4:50 From Paddington, also published as What Mrs McGillicuddy Saw is the seventh of the Miss Marple books and I re-read this last week, having last read it in 2017 as part of a Miss Marple challenge. In this one, Elspeth McGillicuddy is travelling on a train from London (the 4:50 of the title), having done her Christmas shopping. Looking into a train passing by, she witnesses a man throttling a woman; but when she reports this, the railway authorities are inclined to dismiss it as a figment of her imagination, not helped by the fact that the ticket collector spots a magazine open near her with a story featuring the image of a girl being strangled. But Mrs McGillicuddy is on her way to visit a friend and that friend is none other than Jane Marple. So when she narrates her story to Miss Marple, the latter who knows her and that she is not inclined to be carried away by imagination of any sort, decides to look into the matter, even though having reported it to the police no body has been found, either on the train or any where else. But Miss Marple is convinced that something did happen, and being unable to undertake any physical activity herself, hires Lucy Eyelesbarrow, a graduate in mathematics who has taken up domestic service as a career—she only works for short periods, efficiently, and is paid highly for her services. Lucy takes on a position at Rutherford Hall, residence of Old Mr Crakenthorpe and his daughter Emma (the other children live away) in Brackhampton where Miss Marple has worked out the body could be, and of course, Lucy pokes around and finds it. While initially it seems to have nothing to do with the family in the hall, connections seem to pop up, and then further deaths. Meanwhile Mr Crakenthorpe’s young grandson and his pal have a fun time undertaking investigations of their own while the official investigation is handed over to Inspector Dermott Craddock, godson of Miss Marple’s old friend Sir Henry Clithering, and one who has seen a demonstration of her skills before.

This is one of my favourite Miss Marple mysteries (in fact it was in my list of Marple favourites that I made on my previous read: here), and has plenty of twists and turns while also being light-hearted and cosy. Miss Marple as always uses her particular strengths to solve the mystery—people, and her knowledge of human nature. Not only Lucy and Craddock but also her great-nephew David West (for his knowledge of trains; incidentally I only noticed on this read that this was a different nephew from the usual Raymond West, the author, though obviously related to him), Leonard the son of Griselda (the vicar’s wife who appeared in the first book) for his knowledge of maps, and her former maid Florence who runs a bed and breakfast in Brackhampton, to be near the scene.  

Lucy and Craddock do the legwork, and Miss Marple who poses as Lucy’s aunt staying in the neighbourhood, manages to visit the house and do what she does best, understand each of the residents’ natures by drawing parallels with those she knows, like Mr Eade the bank manager, a little too fond of money or Jenkins at the garage who made money off small dishonest dealings. Alongside, there is also a touch of romance with Lucy having more than one suitors—that mystery, who she picks we are left to figure out ourselves. And yes, also plenty of food and cooking throughout. An enjoyable revisit, even though I remembered most of it.

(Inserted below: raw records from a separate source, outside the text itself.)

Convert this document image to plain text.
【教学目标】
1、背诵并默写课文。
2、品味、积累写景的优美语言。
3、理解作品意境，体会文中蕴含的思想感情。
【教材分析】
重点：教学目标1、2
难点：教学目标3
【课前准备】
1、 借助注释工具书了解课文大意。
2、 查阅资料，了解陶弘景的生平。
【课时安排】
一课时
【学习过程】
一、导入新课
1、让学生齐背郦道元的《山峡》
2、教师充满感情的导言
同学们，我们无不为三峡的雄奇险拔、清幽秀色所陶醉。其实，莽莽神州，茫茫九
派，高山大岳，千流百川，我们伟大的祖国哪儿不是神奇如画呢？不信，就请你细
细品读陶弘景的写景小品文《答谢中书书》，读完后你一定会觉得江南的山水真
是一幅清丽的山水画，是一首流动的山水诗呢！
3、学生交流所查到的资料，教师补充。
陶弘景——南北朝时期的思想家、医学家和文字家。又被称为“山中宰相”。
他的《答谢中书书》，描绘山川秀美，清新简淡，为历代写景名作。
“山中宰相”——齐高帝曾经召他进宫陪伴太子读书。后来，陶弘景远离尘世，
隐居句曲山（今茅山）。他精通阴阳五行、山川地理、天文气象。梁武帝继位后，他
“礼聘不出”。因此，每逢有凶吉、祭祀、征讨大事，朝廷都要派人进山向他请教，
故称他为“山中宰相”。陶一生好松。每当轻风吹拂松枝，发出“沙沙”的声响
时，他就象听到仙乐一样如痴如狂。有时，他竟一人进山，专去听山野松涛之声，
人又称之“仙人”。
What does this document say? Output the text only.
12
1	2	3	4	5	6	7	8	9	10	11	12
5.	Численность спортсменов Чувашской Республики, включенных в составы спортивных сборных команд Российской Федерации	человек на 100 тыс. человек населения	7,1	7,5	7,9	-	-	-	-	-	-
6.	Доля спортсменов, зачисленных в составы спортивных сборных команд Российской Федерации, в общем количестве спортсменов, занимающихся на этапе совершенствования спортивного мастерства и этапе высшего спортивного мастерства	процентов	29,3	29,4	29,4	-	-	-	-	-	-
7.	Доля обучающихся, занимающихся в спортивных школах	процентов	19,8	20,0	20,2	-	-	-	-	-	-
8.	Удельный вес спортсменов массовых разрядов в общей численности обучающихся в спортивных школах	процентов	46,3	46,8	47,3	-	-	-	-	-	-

Have you read this one? How did you like it? Among your favourite Miss Marples, or no? Looking forward to your thoughts!

Image source: Goodreads

Find a post on my favourite Marple books here

6 thoughts on “Book Review: 4:50 From Paddington by Agatha Christie #BritishCrimeClassics

  1. It really is a great review of a rather complex book. One of my favourites too, largely because so many of the characters are already familiar. I’ve seen many movie/TV versions too including the one with Margaret Rutherford as Miss Marple.

    Liked by 1 person

    1. Thank you. By now I feel like I know the story too–not much that I didn’t remember but still fun. I enjoyed the Margaret Rutherford version also though they had changed things so much.